My dietician says that the body image things are the last part of anorexia to go. You decide that you prefer to maintain a weight at which you can be healthy (and gosh, deciding that is complicated all by itself). Then you gain weight until your brain functions normally and you’re not fatigued all the time. Then in theory I am told you get back to having normal hunger signals and being able to mostly eat when you’re hungry and still get enough calories. And then maybe if you’re lucky some of the body image stuff fades.
I really wish someone had told me that several years ago. Lots and lots of the generic advice for eating disorders gives the impression that, like, you have to combat your unhealthy body image that is presumably driving your eating disorder, that you have to become all right with maintaining a healthy weight, that you have to grapple with the things that made you want to be thin in the first place.
As far as I can tell this doesn’t seem to be true. You have to eat a lot. You have to eat when you’re not hungry and don’t feel like it. You have to learn to manage nausea and manage stress and manage restaurants. You have to keep eating when you feel like you’ve been doing this eating thing for a while and it’s not at all rewarding and your weight is close enough can you call it a day.
There is probably some value to be gained from figuring out why you want to be thin, and why you have the emotions you have around food, and what you actually want, and so on. But all the introspection in the world will actually just get you… a really clear mental picture of having an eating disorder.
The thing to do to get healthy is to consistently eat a lot of food.
This is both better and worse than advertised. It is better because it means I don’t have to change my mind, suspect my own wants, interrogate my self image, rewrite my preferences, in order to recover. I thought I’d have to do that and I did not want to and I think I was very justified in not wanting to. It is worse because it means doing something which varies from ‘vaguely unpleasant’ to ‘awful and directly contrary to everything I want and everything my body is telling me’ six times a day (three meals, three snacks) with no breaks and no exceptions.
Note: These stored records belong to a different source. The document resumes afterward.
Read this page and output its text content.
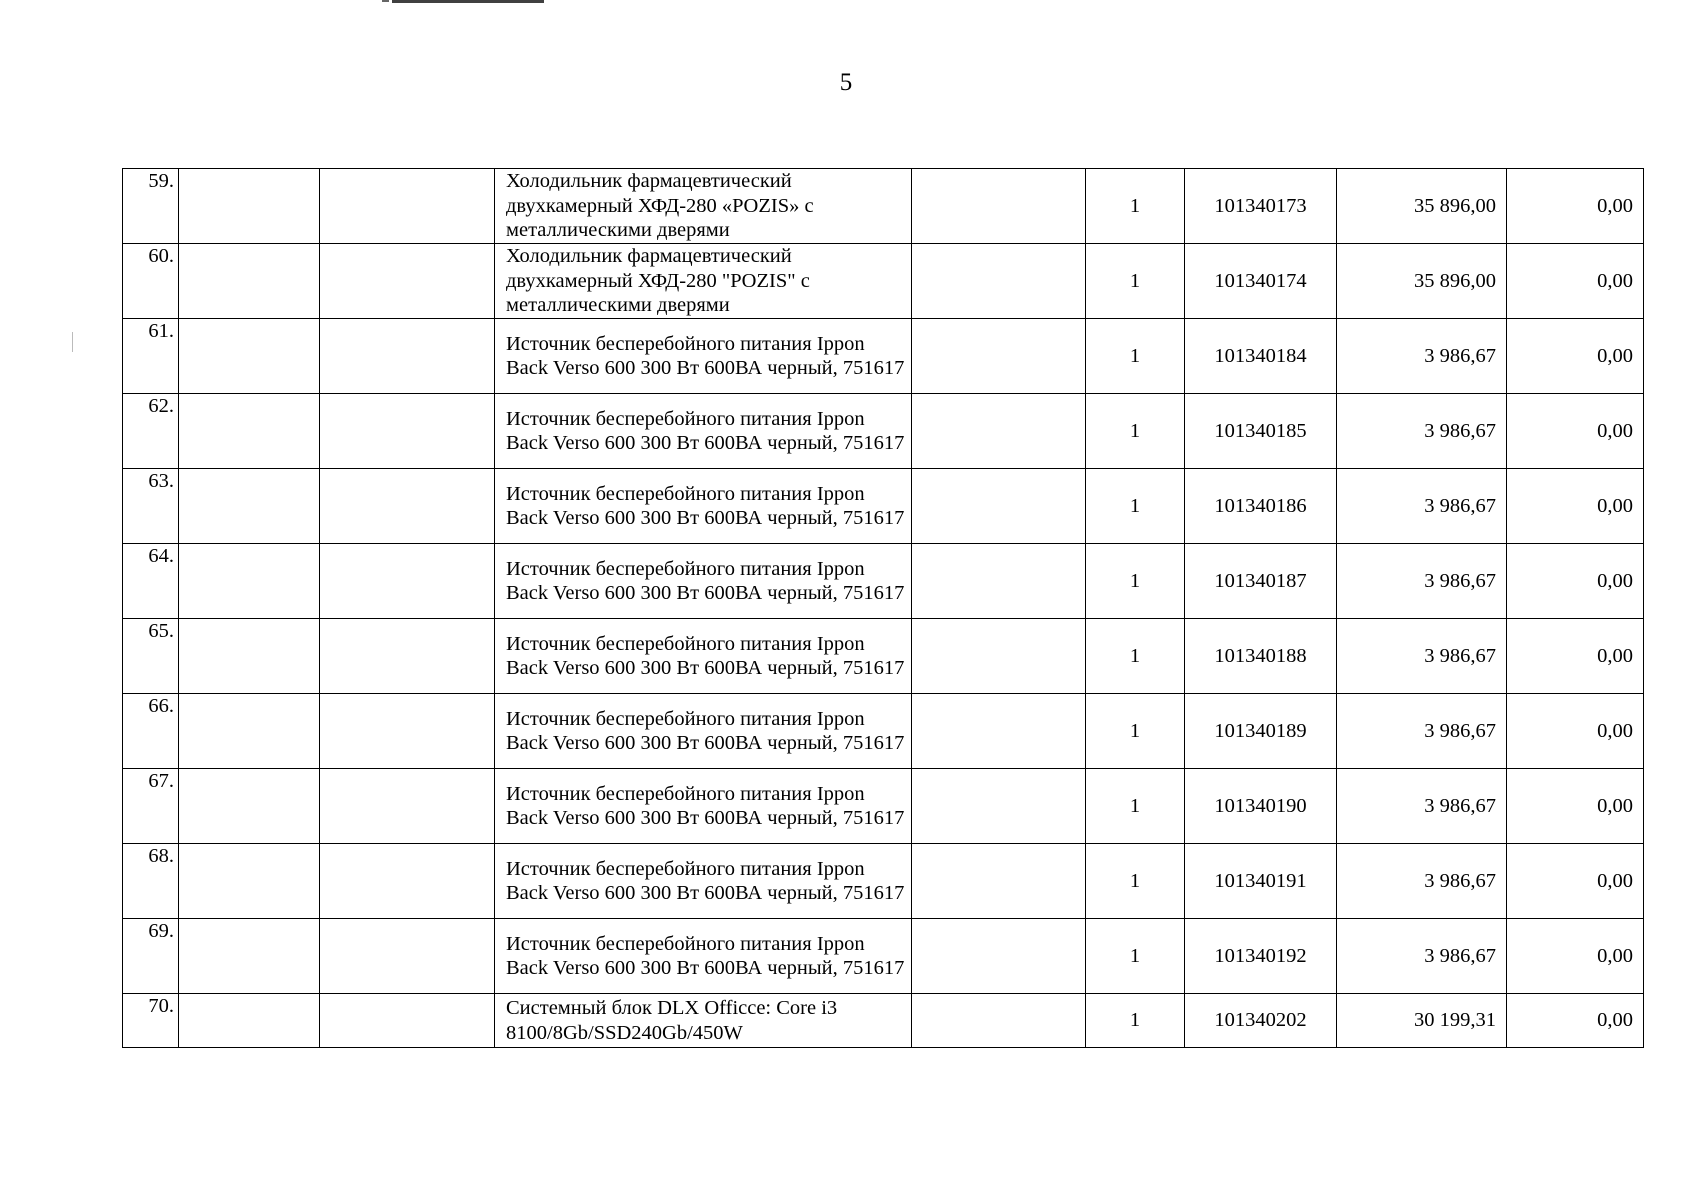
5
59.			Холодильник фармацевтический двухкамерный ХФД-280 «POZIS» с металлическими дверями		1	101340173	35 896,00	0,00
60.			Холодильник фармацевтический двухкамерный ХФД-280 "POZIS" с металлическими дверями		1	101340174	35 896,00	0,00
61.			Источник бесперебойного питания Ippon Back Verso 600 300 Вт 600ВА черный, 751617		1	101340184	3 986,67	0,00
62.			Источник бесперебойного питания Ippon Back Verso 600 300 Вт 600ВА черный, 751617		1	101340185	3 986,67	0,00
63.			Источник бесперебойного питания Ippon Back Verso 600 300 Вт 600ВА черный, 751617		1	101340186	3 986,67	0,00
64.			Источник бесперебойного питания Ippon Back Verso 600 300 Вт 600ВА черный, 751617		1	101340187	3 986,67	0,00
65.			Источник бесперебойного питания Ippon Back Verso 600 300 Вт 600ВА черный, 751617		1	101340188	3 986,67	0,00
66.			Источник бесперебойного питания Ippon Back Verso 600 300 Вт 600ВА черный, 751617		1	101340189	3 986,67	0,00
67.			Источник бесперебойного питания Ippon Back Verso 600 300 Вт 600ВА черный, 751617		1	101340190	3 986,67	0,00
68.			Источник бесперебойного питания Ippon Back Verso 600 300 Вт 600ВА черный, 751617		1	101340191	3 986,67	0,00
69.			Источник бесперебойного питания Ippon Back Verso 600 300 Вт 600ВА черный, 751617		1	101340192	3 986,67	0,00
70.			Системный блок DLX Officce: Core i3 8100/8Gb/SSD240Gb/450W		1	101340202	30 199,31	0,00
But I am doing it. It has been harder than anticipated and I do take breaks and make exceptions (and I notice that this is negatively affecting me, and I plan ways to not do it again), it’s much more of a full-time job than I could possibly have guessed, but I am doing it.
Sometimes it even feels like it’s getting easier.
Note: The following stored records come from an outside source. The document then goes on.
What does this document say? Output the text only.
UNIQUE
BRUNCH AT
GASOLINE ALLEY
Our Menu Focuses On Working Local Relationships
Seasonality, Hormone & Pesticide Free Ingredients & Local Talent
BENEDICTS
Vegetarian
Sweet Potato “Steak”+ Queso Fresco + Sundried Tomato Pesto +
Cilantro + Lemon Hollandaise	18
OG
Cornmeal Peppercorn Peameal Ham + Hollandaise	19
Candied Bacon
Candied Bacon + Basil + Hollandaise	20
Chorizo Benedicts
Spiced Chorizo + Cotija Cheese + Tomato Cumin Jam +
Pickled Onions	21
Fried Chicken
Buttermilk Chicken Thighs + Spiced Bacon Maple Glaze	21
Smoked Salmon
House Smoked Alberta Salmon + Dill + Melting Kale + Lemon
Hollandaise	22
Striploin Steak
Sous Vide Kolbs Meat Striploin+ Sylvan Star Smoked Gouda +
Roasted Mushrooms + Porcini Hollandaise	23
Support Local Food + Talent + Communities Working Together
This times a million. Construing my disorder as explicitly medical helped more with my recovery than calls to introspection ever did. I am not concerned with the emotional roots of bingeing and purging. I’m concerned with whether or not I’m chafing my throat and ruining my digestive system, and taking Vyvanse is what enables me to not do that. I have a life; I’m tired of spending energy ruminating on the noxious seed. I’m just happy I can keep it from growing.